Effetto nuovi leader nei sondaggi per Pd e M5S

Lo scenario politico dell’ultimo mese è stato segnato da cambiamenti molto significativi e gli ultimi sondaggi registrano alcune novità rilevanti, con il rafforzamento di Pd e M5S e un calo del consenso per il Governo Draghi.

La rilevazione Ipsos per il Corriere della Sera mostra orientamenti di voto in sostanziale stabilità per i partiti di centrodestra, a fronte di un aumento di M5S e Pd. In dettaglio, la Lega si conferma al primo posto con il 22,5% (-0,5 rispetto a febbraio) delle preferenze, seguita dal Pd che si attesta al 20,3% (+1,3) e dal M5S al 18% (+2,6) che scavalca FdI, stabile al 17,2%, come pure stabile risulta Forza Italia con il 7,6%. Tra le forze minori si segnalano il sorpasso di Azione (2,7%) su Italia Viva (2,2%), l’aumento del divario tra Sinistra italiana (2%) e Articolo 1 (1,2%) dopo la separazione, e la flessione di + Europa (1,5%), dopo l’uscita di Emma Bonino.

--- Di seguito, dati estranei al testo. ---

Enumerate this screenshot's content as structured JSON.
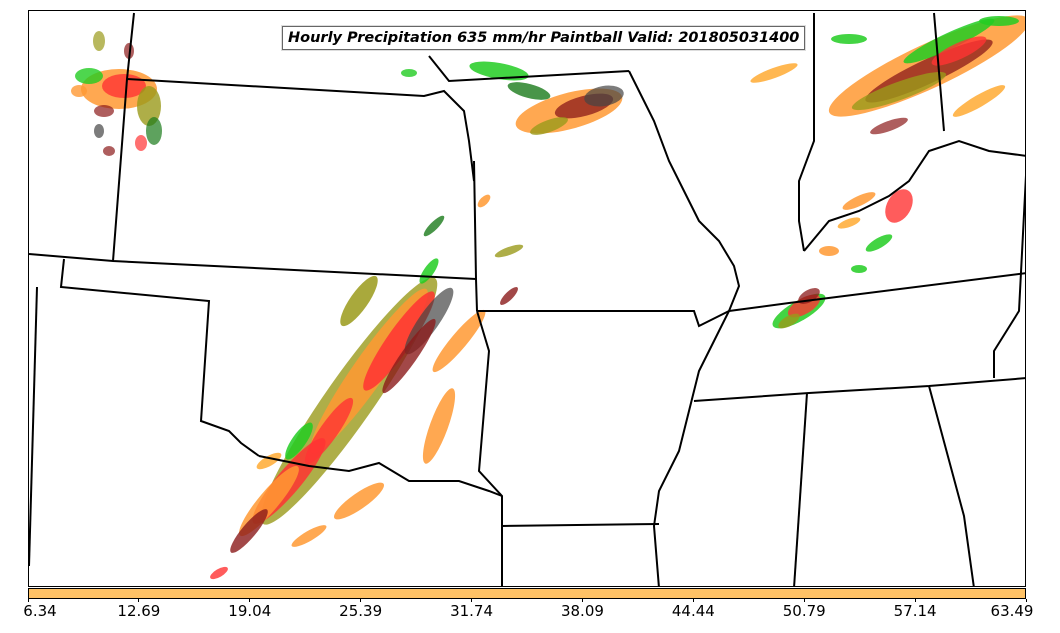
{
  "title": "Hourly Precipitation 635 mm/hr Paintball Valid: 201805031400",
  "colorbar": {
    "color": "#ffc266",
    "ticks": [
      "6.34",
      "12.69",
      "19.04",
      "25.39",
      "31.74",
      "38.09",
      "44.44",
      "50.79",
      "57.14",
      "63.49"
    ]
  },
  "paintball_colors": [
    "#ff9933",
    "#ff3333",
    "#22cc22",
    "#8b1a1a",
    "#9a9a1a",
    "#444444",
    "#1a7a1a",
    "#ffaa33"
  ]
}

Significativo anche l’orientamento nei confronti del Governo Draghi.  L’apprezzamento dell’esecutivo e del presidente Draghi, pur mantenendosi su livelli elevati, risulta in flessione: rispetto ai valori registrati all’insediamento, l’indice di gradimento diminuisce di 6 punti per il Governo (da 62 a 56) e di 7 punti per il premier (da 69 a 62). Una sorta di “rimbalzo tecnico”, spiega Nando Pagnoncelli sulle colonne del Corriere, che, non a caso, risulta più accentuato nelle aree geografiche che avevano manifestato il consenso più alto (Nordest e Centronord). Il calo risulta inoltre più rilevante presso due gruppi sociali distinti, il primo caratterizzato dagli individui di condizioni economiche elevate, laureati, ceti dirigenti o impiegatizi (presumibilmente perplessi sulla squadra di governo e delusi per il condono fiscale), il secondo composto da persone di condizioni economiche basse o medio basse, lavoratori autonomi, ceto operaio, dipendenti con contratti a termine o occasionali (deluse sul fronte dei sostegni e delle misure restrittive). Il calo, inoltre, è più accentuato tra gli elettori del Pd, del M5S e di FdI mentre il consenso risulta stabile tra gli elettori della Lega e di Forza Italia.